Jumat, 28 Oktober 2016

Kalimat Berbohong



TIBA-TIBA saya dibisiki teman saya, "Ada petugas karcis yang enggak pakai rok." Karena lagi berkendara, saya tidak menanggapi walaupun sebenarnya penasaran. Setiba di tempat parkir, kawan itu kembali berpromosi mengulang kalimat itu. Saya pun merespons, "Petugas yang mana?" Sambil tertawa lega ia pun menjawab, "Petugas yang laki-laki."
Sekarang bukan ceritanya yang membuat saya tertarik, melainkan kalimat itu sendiri. Bila tanpa logika berbahasa, kita pasti sangat bernafsu mengomentari kalimat tadi. Rasa ingin tahu pasti menggugah. Setidaknya hati kecil berbisik, Masak ada petugas karcis yang enggak pakai rok?
Mengapa saya terpengaruh? Hal itu bisa saja karena saya dan teman saya tidak dalam pengalaman berbahasa yang sama. Frasa tidak pakai rok bagi sang teman adalah bisa petugas laki-laki. Sebaliknya bagi saya, rok hanya identik dengan kaum Hawa.
Kalimat candaan tersebut bisa jadi menguji nalar kita untuk merespons. Apakah kita dapat menangkap pesan gramatikal yang memang menjadi sebuah tujuan yang hendak ditransfer kepada pendengar.
Boleh jadi sebuah kalimat "Setelah ditangkap, polisi membawa penjahat itu" merupakan kalimat yang bernalar salah. Kalau kita runut secara makna, Anda pasti mengurai bahwa yang ditangkap adalah penjahat lalu dibawa polisi. Pendapat yang Anda ajukan benar. Sebaliknya, dari segi struktur, kalimat itu berbohong karena yang ditangkap justru polisi, bukan penjahat. Mengapa demikian?
Secara normatif, kalimat rumpang memang dimungkinkan, terutama untuk menghindari penggunaan kata yang mubazir dalam kalimat bertingkat. Oleh karena itu, kalimat rumpang pada setelah ditangkap secara substitusi bisa ditambahkan dengan subjek kalimat itu, yakni polisi. Kalimat tadi menjadi 'Setelah (polisi) ditangkap, polisi membawa penjahat itu'. Kalau sudah demikian, Anda akan bilang kalimat itu salah, kan?
Kesalahan mendasar kalimat 'Setelah ditangkap, polisi membawa penjahat itu' terletak pada ketidakparalelan menggunakan bentuk kata. Ragam pasif pada anak kalimat seharusnya diikuti klausa atasan, yaitu kata membawa diganti dibawa. Berlaku juga untuk sebaliknya. Kalimat ubahan 'Setelah ditangkap, penjahat dibawa (oleh) polisi' lebih bernalar, baik secara makna maupun struktur.

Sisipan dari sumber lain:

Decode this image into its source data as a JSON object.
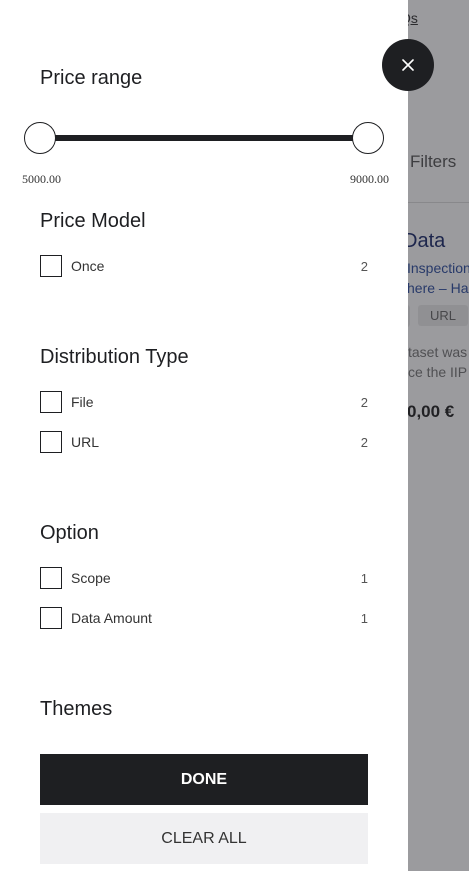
{
  "background": {
    "top_link": "Qs",
    "filters_label": "Filters",
    "card_title": "Data",
    "card_line1": "Inspection",
    "card_line2": "here – Har",
    "tag_url": "URL",
    "desc_line1": "taset was",
    "desc_line2": "ce the IIP",
    "price": "0,00 €"
  },
  "drawer": {
    "close_icon": "close-icon",
    "price_range": {
      "title": "Price range",
      "min_label": "5000.00",
      "max_label": "9000.00",
      "min": 5000.0,
      "max": 9000.0,
      "selected_min": 5000.0,
      "selected_max": 9000.0
    },
    "price_model": {
      "title": "Price Model",
      "options": [
        {
          "label": "Once",
          "count": "2"
        }
      ]
    },
    "distribution_type": {
      "title": "Distribution Type",
      "options": [
        {
          "label": "File",
          "count": "2"
        },
        {
          "label": "URL",
          "count": "2"
        }
      ]
    },
    "option": {
      "title": "Option",
      "options": [
        {
          "label": "Scope",
          "count": "1"
        },
        {
          "label": "Data Amount",
          "count": "1"
        }
      ]
    },
    "themes": {
      "title": "Themes"
    },
    "done_label": "DONE",
    "clear_all_label": "CLEAR ALL"
  },
  "colors": {
    "primary": "#1e1f22",
    "overlay": "rgba(33,33,40,0.45)",
    "clear_bg": "#f0f0f2"
  }
}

Tidak jauh berbeda dengan contoh kalimat di atas, kalimat 'Taufik Hidayat memenangkan pertandingan itu' juga kalimat berbohong. Setelah membaca kalimat itu, Anda spontan akan mengatakan bahwa yang menang adalah Taufik Hidayat. Tapi tunggu dulu. Penggunaan imbuhan me-kan pada kata memenangkan ternyata bermakna benefaktif, yakni 'berbuat untuk orang lain'. Ini berarti subjek kalimat itu tidak menang, tetapi justru memberikan kemenangan pada kata pertandingan. Jika ingin bernalar, imbuhan me-kan pada kata memenangkan diubah dengan me-i, menjadi 'Taufik Hidayat memenangi pertandingan itu'. Sebaliknya pada kalimat 'Manajer itu membawahkan staf yang rajin-rajin' justru kalimat bernalar. Tidak berbohong seperti kalimat sebelumnya. Mengapa demikian?
Imbuhan me-kan pada kata membawahkan tidak lagi bermakna benefaktif seperti kata memenangkan, tetapi bermakna kausatif (membuat jadi). Ini berarti objek kalimat itu memang di bawah subjeknya. Sebaliknya akan salah bila diganti membawahi.
Kalimat yang saya uraikan tersebut merupakan contoh kecil kesalahan kita menghubungkan fakta dengan bahasa. Pengungkapan yang tidak berdasarkan fakta inilah yang dikatakan berbohong. Ini berarti kemampuan berbahasa tidak dapat merealisasikan kemampuan berpikir. Mungkin juga kemampuan berbahasa mengingkari fakta dalam pikiran penulis atau pembicara.